В ту ночь ты приснилась мне скачущей верхом, с луком в руке и стрелой в другой. Рядом с тобою мчалась химера. Это было сказочное существо с телом львицы, змеиным хвостом и тремя головами. С какой легкостью ты обогнала ее и поймала, набросив ей на шею аркан!
XCIV
Смирно сидя на табурете у горнила, ты выглядела такой хрупкой и трогательной! Ты вникала в стадии замысла так по-детски прилежно, невзирая на твои шестнадцать лет, и в то же время какой ты была зрелой и разумной!
Ты не могла объяснить тайный механизм замысла. Но как искусно и с каким изяществом предусматривала ты и выявляла причины, которые могли бы привести к краху, как боролась ты с трудностями, которые могли бы заставить тебя опустить руки. Как часто, забыв обо всем на свете, я созерцала тебя за работой, твои глаза, твои губы, твои маленькие пальчики.
Ты действовала еще осторожнее и осмотрительнее, когда появлялась на поверхности жидкого раствора первая коагуляция камня, маслянистый, едва заметный налет. С каким безошибочным чутьем рассчитывала ты высоту пламени, чтобы порвать эту тончайшую пленку бережно на куски.
С тревогой и восхищением наблюдала я ювелирную точность твоей работы. Как ловко соединяла ты куски до тех пор, пока, вращаясь все быстрее, они не превращались в плотный комок.

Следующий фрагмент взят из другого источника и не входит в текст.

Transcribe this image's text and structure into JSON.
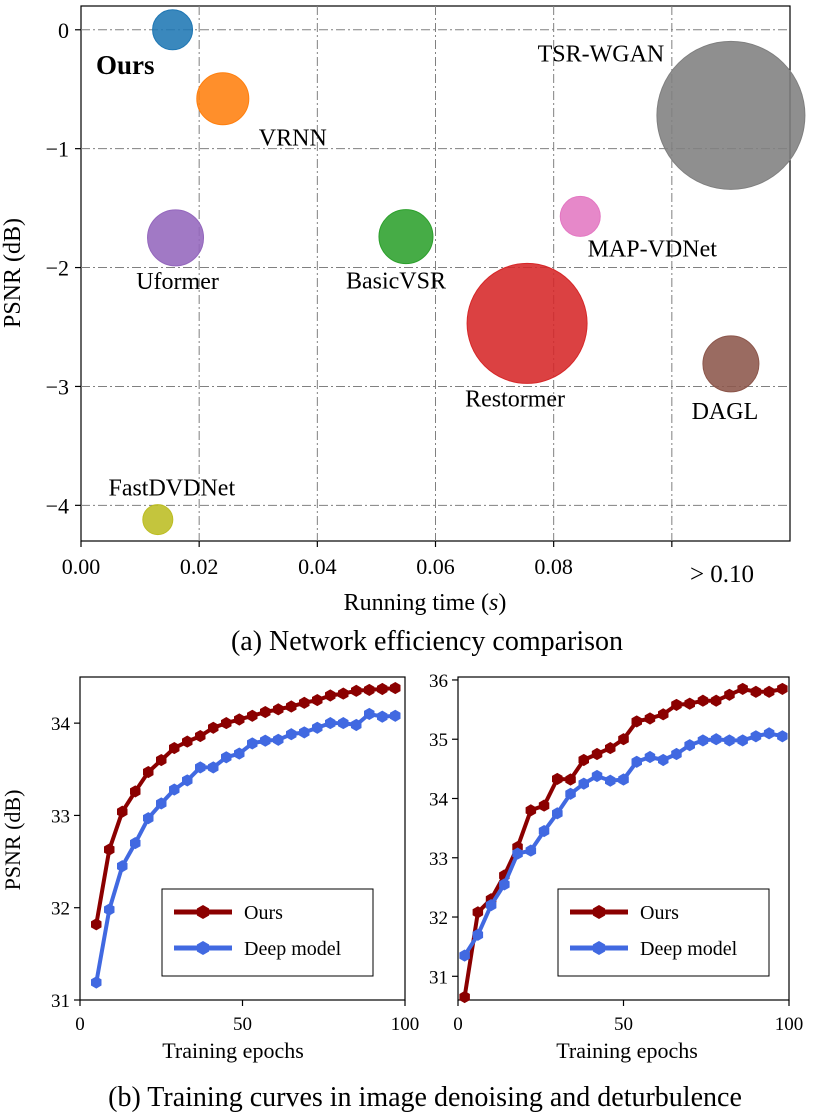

Все мои знания я передала тебе, но то была лишь песчинка заложенной в тебе от природы мудрости.
Я посвятила тебя в таинство со всей скромностью, подобающей той, что, хоть и будучи матерью тебе, была перед тобой младшей и знала это. От меня ты получила итог научного познания века. Но ты знала, что этот остов не несет истинную науку. Ты получила духовный свет от нашей общей матери Природы, благодаря откровению.
Как умело, с каким отточенным мастерством, с какой врожденной ловкостью претворяла ты на практике простые формулы, заключавшие в себе лабораторные премудрости, с тем чтобы синтетическим путем создавать минералы.
Эти самые первые шажки, стоившие многих бессонных ночей, частых страхов и неустанных забот, позволили тебе стремительно взмыть к вершинам мудрости.
Однажды ночью я увидела летящего голубя с Ноева ковчега с оливковой ветвью в клюве. Пролетая надо мной, он уронил белую слезу. Я выпила ее – с великим наслаждением! То была на самом деле капля бессмертного молока птиц. И я почувствовала себя такой счастливой благодаря этому столь чистому предзнаменованию!
XCV
Невзирая ни на что, я должна была бы ответить на письма Бенжамена и объяснить ему со спокойной душой, не терзаясь и проявив твердость, что мы в нем никоим образом не нуждаемся. Слишком поздно я осознала свою ошибку. Он всегда был так упрям! Сколько раз еще в детстве, лишь бы настоять на своем, закатывал он истерики.